If you've ever wondered why so many of the dinosaurs we know about date from oddly specific time periods--say, 70 to 65 million years ago--the answer lies in formations like Hell Creek, whose sediments date from the late Cretaceous period, right before the dinosaurs went extinct. Discovered in 1902 by the famous paleontologist Barnum Brown, Hell Creek has yielded dozens of genuses of dinosaurs, of all varieties, including ceratopsians, hadrosaurs, ankylosaurs, ornithomimids and pachycephalosaurs.
What did Hell Creek look like 70 million years ago? Based on the relatively small dinosaurs that lived there (this part of North America wasn't exactly a hotbed of sauropods or tyrannosaurs), it seems likely that the area was thickly forested, which would have imposed natural size limits on its inhabitants. This conclusion is supported by the non-dinosaur fossils that have been found in Hell Creek, including the remains of tortoises, monitor lizards, and tree-dwelling mammals.

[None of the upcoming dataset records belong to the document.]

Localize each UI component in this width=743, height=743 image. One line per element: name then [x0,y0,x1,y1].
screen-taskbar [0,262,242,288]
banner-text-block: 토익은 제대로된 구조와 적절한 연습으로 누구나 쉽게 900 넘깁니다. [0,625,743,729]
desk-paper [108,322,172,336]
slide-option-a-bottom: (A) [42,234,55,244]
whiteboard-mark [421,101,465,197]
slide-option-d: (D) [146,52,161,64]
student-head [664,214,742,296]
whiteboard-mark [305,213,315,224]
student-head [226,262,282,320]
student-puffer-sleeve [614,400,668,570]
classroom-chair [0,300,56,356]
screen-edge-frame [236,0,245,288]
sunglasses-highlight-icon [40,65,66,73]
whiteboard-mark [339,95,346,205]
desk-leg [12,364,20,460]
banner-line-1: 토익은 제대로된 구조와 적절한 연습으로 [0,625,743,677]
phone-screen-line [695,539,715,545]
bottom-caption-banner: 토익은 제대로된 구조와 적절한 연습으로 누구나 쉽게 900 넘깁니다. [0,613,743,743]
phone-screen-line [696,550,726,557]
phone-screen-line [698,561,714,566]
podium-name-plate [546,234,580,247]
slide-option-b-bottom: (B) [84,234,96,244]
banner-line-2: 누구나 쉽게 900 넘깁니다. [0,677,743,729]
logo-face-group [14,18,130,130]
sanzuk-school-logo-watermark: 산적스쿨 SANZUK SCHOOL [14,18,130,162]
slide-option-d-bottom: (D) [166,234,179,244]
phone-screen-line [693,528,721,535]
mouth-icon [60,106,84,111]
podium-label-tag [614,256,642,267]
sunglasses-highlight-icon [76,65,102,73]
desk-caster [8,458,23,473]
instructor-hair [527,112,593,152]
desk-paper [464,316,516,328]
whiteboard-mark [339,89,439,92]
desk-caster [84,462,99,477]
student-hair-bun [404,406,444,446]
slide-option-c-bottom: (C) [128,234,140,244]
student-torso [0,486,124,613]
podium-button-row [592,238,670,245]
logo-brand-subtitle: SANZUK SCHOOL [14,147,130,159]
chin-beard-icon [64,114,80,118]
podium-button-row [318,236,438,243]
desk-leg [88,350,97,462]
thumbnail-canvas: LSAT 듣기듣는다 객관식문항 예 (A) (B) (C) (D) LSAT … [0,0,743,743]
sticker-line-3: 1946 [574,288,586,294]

Hell Creek is famous for a reason besides its fossils: the iridium deposits in its uppermost layer of sediment offer firm support for the hypothesis that a meteor impact 65 million years ago caused the extinction of the dinosaurs. Some paleontologists have interpreted the rock evidence as showing that some hardy dinosaurs survived for a couple of million years after the impact, but this theory doesn't have wide support.